Posted by: Michael M on February 13, 2003 04:40 PMJoe, I don't mean to denigrate your profession, and agree with much of what you say, but I think you miss, or underestimate, what effect human nature has on tax code compliance. The rewards for non-compliance are are simply too great, and the underlying normative inhibition against failing to comply with a code formulated purely to benefit whichever political constituency is more powerful is too little, to reliably inhibit the behavior that is increasingly occurring.
Imagine if automobiles could not be locked, did not require a key to start, were untraceable without a lengthy investigation, and were distributed based upon the whims of politically powerful political consituencies. My prediction is that automobile theft would skyrocket, since it would be relatively easy to do, the chance of getting caught would be small, and there would be a wide-spread perception that the automobiles themselves were distributed in a manner that had little to do with moral legitimacy.
Today, if one is a renter, a more powerful political constituency, homeowners, has decided that your tax burden should be higher, simply because it has the power to enforce that view. Various other powerful constituencies, along with the politicians who seek to purchase votes, have acquired the tax credits or deductions they favor, to the detriment of those outside of those constituencies.

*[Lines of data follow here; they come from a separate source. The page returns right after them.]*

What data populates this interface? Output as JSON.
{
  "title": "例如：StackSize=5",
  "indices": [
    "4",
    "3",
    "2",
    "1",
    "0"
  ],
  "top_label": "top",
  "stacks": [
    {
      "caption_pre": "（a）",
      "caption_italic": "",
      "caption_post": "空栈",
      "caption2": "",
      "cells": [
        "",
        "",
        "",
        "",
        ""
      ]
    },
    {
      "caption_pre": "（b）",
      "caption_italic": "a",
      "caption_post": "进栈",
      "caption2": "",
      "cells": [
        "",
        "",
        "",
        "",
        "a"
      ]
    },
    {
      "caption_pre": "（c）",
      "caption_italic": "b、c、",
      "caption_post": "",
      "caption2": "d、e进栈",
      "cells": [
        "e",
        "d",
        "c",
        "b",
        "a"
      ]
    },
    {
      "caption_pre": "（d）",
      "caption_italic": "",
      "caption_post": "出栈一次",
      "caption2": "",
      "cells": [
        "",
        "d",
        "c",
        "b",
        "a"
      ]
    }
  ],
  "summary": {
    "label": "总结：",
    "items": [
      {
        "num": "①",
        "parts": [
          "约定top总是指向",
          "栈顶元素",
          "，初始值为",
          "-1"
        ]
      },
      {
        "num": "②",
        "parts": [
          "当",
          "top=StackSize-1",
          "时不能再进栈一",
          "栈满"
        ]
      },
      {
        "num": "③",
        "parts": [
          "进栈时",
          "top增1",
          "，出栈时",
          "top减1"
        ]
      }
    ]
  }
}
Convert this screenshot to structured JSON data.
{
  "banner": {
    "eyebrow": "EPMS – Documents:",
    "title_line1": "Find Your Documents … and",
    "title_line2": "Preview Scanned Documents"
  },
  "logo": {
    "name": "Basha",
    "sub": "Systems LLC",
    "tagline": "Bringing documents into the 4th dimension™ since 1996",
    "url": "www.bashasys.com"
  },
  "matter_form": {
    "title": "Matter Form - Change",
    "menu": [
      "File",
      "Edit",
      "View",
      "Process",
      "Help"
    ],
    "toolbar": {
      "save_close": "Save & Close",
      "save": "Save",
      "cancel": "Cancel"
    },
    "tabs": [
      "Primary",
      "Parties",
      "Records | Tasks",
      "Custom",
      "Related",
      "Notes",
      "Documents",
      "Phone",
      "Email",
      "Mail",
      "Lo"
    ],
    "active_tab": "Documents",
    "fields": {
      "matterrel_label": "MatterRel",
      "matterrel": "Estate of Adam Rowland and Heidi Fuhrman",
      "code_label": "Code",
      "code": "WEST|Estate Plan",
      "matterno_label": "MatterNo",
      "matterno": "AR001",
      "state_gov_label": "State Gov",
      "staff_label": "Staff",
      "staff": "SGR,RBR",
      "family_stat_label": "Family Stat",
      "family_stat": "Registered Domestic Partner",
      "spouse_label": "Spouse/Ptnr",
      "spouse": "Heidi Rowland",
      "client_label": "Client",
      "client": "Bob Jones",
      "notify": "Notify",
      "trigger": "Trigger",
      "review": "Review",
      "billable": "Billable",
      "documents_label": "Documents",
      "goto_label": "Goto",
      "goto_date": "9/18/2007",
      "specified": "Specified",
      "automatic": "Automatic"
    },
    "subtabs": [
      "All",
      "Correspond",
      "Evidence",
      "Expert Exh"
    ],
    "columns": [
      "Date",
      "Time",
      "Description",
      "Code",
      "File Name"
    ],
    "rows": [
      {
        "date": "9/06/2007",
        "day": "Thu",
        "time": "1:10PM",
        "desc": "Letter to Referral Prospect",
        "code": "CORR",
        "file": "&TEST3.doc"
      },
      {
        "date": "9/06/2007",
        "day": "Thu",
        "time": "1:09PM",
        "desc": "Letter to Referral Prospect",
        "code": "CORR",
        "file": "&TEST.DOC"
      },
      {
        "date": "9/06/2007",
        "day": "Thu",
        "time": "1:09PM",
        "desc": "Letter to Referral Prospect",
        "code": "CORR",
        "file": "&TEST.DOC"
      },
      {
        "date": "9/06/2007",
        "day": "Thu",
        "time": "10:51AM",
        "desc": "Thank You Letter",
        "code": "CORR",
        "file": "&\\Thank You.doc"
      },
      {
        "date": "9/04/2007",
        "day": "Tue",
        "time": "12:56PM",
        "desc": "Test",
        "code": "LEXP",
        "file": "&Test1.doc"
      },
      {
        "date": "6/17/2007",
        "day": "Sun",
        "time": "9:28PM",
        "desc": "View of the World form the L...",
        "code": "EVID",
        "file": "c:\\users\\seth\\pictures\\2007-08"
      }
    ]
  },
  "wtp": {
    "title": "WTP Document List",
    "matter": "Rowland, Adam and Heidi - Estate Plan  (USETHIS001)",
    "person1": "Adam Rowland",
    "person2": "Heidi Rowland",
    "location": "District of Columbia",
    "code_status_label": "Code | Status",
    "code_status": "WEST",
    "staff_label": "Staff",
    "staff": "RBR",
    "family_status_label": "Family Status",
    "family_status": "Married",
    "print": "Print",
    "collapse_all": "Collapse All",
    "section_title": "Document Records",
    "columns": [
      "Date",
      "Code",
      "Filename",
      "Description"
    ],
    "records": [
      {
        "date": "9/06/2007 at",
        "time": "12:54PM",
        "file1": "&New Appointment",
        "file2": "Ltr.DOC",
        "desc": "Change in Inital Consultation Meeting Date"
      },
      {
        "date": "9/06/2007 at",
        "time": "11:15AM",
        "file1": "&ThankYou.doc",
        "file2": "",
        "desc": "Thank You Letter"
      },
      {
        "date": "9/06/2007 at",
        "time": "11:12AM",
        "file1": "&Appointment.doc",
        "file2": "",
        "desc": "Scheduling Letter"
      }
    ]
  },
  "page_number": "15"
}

Democratic processes are useful tools, but this is where democracy fails, and simply becomes a means for the more politically powerful to impose it's will on the less politically powerful, and thus force the less powerful to pay a higher percentage of government expense. Such a system does not foster norms consistent with tax compliance, since the system has devolved into a simple, raw , exercise of power. If devising ways to force others to pay a higher share of government expense, regardless of any consideration other than having the power to successfully do so, is the predominant political activity in a society, along with devising ways to have that tax revenue funnelled into one's own pocket, then normative constraints fade, and complying with the tax code is increasingly seen as a sucker's behavior. A complex tax code, combined with redistribution of wealth as the primary political activity, does more to delegitimize government than any other factors, and to expect widespread compliance in such an environment is naive.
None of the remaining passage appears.